Meridian's extraordinary bidding pattern is the main reason that wholesale power prices have on average halved since the April 1 split - to about $35 a megawatt hour this week. At the other end of the scale, the market has seen prices regularly spike up to $1000 a megawatt hour because the uncoordinated strategies of the newly created state-owned enterprises lead to periodic shortages of supply. This has mainly occurred at high usage times when the cheap South Island hydropower could not be quickly or efficiently transferred to high-demand markets in the Auckland region.
Compounding the situation has been a series of generation problems in the North Island, including faults at the Huntly power station and the new Stratford plant in Taranaki. There have also been localised constraints on the power distribution system, which have seen some powerlines reach their load limits, resulting in the very high prices of up to $9000 in parts of the upper North Island.

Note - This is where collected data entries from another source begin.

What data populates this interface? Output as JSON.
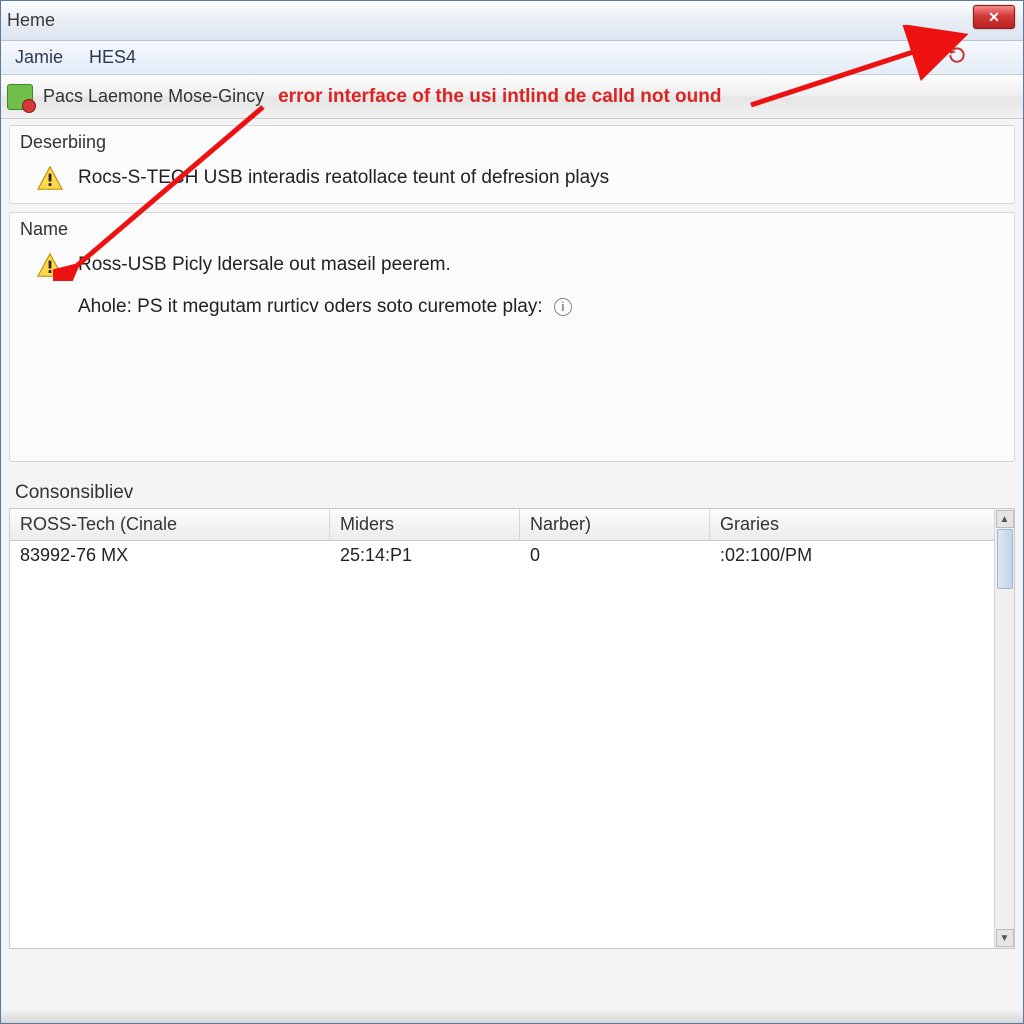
{
  "title_bar": {
    "title": "Heme"
  },
  "close_button": {
    "glyph": "✕"
  },
  "menu": {
    "items": [
      "Jamie",
      "HES4"
    ]
  },
  "toolbar": {
    "label": "Pacs Laemone Mose-Gincy",
    "error_annotation": "error interface of the usi intlind de calld not ound"
  },
  "sections": {
    "describing": {
      "header": "Deserbiing",
      "items": [
        "Rocs-S-TECH USB interadis reatollace teunt of defresion plays"
      ]
    },
    "name": {
      "header": "Name",
      "items": [
        "Ross-USB Picly ldersale out maseil peerem.",
        "Ahole: PS it megutam rurticv oders soto curemote play:"
      ]
    }
  },
  "table": {
    "title": "Consonsibliev",
    "columns": [
      "ROSS-Tech (Cinale",
      "Miders",
      "Narber)",
      "Graries"
    ],
    "rows": [
      [
        "83992-76 MX",
        "25:14:P1",
        "0",
        ":02:100/PM"
      ]
    ]
  }
}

Consumers do not see the volatility that is occurring on wholesale markets because most electricity companies which have large retail customer bases smooth out the impact on their tariff charges. Retail customers are, therefore, likely to see only downward or upward retail price movements if electricity companies experience sustained competitive or profitability pressures coming on the wholesale market.
In that respect, the wholesale power market is just like the wholesale interest rate market, which only has an impact on mortgage interest rates if changes are sustained for a long period of time.
At present, it would appear the wholesale prices on average will stay below their pre-April 1 levels. If that proves to be the case, consumers might yet receive en masse a benefit from the Government's move to instill more competition in the power industry.